CALL: a triangle of triangles

Montoro, Carlos and Hampel, Regine (2012). CALL: a triangle of triangles. The EuroCALL Review, 20(1)

URL: http://www.eurocall-languages.org/review/20/papers...

Abstract

Institutional investment in technology and infrastructure for the provision of new online and self-access language learning opportunities is not always accompanied by the necessary changes in the practices of learners, practitioners and managers in higher education (Wertsch, 2002). As a result, feelings of frustration, helplessness and confusion in individuals can begin to emerge soon after the initial excitement and novelty wear off. A large investment project that has little or no overall impact may give rise to questions about the adequate use of resources and ultimately lead to abandoning, discontinuing or replacing the project.

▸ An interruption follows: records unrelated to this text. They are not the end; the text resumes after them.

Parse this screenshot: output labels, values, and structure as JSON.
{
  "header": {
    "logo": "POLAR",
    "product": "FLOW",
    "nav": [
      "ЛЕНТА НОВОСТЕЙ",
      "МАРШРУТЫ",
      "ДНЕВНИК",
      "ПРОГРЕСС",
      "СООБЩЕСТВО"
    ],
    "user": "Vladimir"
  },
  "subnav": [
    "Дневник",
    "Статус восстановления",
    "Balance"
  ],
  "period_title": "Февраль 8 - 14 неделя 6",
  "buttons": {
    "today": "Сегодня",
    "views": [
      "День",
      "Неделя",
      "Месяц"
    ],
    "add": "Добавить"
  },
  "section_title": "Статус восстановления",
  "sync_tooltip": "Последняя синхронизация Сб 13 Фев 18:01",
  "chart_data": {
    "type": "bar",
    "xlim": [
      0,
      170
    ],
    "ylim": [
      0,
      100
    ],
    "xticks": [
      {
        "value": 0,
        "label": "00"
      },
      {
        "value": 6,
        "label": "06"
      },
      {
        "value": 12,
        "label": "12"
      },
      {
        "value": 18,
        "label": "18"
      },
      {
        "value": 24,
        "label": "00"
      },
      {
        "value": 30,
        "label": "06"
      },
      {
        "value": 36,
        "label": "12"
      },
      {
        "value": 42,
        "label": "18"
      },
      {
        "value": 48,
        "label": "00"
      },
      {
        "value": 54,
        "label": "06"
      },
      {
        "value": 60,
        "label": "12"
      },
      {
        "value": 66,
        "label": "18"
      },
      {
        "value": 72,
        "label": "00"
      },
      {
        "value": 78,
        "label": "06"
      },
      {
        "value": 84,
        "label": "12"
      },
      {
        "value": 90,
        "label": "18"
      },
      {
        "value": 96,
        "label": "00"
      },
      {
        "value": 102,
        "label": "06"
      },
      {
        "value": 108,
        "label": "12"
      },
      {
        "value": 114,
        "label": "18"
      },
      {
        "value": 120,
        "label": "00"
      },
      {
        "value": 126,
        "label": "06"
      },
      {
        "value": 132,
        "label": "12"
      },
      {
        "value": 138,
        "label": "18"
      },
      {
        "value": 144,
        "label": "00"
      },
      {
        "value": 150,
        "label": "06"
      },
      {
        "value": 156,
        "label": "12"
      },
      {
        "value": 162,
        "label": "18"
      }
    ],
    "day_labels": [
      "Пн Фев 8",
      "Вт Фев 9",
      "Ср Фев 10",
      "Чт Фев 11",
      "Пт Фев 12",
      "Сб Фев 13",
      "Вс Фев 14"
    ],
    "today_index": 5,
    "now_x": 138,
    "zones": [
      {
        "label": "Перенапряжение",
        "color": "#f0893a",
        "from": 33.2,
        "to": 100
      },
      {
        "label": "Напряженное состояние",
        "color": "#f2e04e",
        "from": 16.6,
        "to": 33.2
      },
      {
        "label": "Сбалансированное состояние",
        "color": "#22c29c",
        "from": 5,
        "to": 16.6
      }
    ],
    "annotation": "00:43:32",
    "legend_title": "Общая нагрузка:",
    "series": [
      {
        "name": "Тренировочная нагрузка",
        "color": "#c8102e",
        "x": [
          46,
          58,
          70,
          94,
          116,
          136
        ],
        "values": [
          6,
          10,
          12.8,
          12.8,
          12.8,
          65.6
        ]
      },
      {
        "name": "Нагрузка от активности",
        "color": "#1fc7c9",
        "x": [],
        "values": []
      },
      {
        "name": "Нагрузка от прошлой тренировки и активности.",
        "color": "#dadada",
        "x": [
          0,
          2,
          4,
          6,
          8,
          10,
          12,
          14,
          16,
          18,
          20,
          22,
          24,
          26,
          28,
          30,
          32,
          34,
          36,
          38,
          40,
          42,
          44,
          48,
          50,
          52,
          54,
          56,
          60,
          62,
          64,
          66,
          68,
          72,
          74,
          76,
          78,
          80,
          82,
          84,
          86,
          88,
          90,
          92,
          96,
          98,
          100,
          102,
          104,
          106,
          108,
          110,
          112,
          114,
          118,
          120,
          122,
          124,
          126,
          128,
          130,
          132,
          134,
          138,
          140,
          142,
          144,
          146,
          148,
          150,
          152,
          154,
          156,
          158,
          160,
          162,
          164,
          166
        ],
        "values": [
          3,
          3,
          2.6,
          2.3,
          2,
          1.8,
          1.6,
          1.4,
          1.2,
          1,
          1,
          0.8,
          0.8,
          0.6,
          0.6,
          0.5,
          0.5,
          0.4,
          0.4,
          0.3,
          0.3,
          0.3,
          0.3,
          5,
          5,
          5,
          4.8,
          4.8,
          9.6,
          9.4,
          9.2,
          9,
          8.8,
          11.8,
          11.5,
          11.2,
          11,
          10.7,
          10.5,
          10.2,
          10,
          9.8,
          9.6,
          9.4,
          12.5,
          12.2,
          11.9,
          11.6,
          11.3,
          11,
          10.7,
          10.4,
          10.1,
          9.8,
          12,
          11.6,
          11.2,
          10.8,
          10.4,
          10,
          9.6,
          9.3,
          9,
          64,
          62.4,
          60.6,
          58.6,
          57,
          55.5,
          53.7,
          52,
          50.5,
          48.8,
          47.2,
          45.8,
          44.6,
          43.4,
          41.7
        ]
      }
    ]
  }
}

What lies at the root of failures to implement CALL institutionally? How can new practices emerge from existing ones? To explore these questions, in this paper we describe a project based on the assumption that the proposed CALL triangle consisting of the student, the teacher and the institution should be seen as a triangle of triangles, that is, the combination of three separate triangles, each one representing the specific activity system of the student, the teacher and the institution. The rationale is that these activities have different objects and motives as well as their own inner contradictions manifested in various ways.

Building upon activity theory (Leontiev, 1978; Vygotsky 1987; Engeström, 1987) and expansive learning theory (Engeström, 1987) principles, the authors advocate the Change Laboratory methodology developed at CRADLE (University of Helsinki’s Center for Research on Activity, Development and Learning) to bridge gaps between the three activities of the student, the teacher and the institution by finding a shared object, building a common zone of proximal development and creating the necessary tools that could lead to the formation of a new collective activity.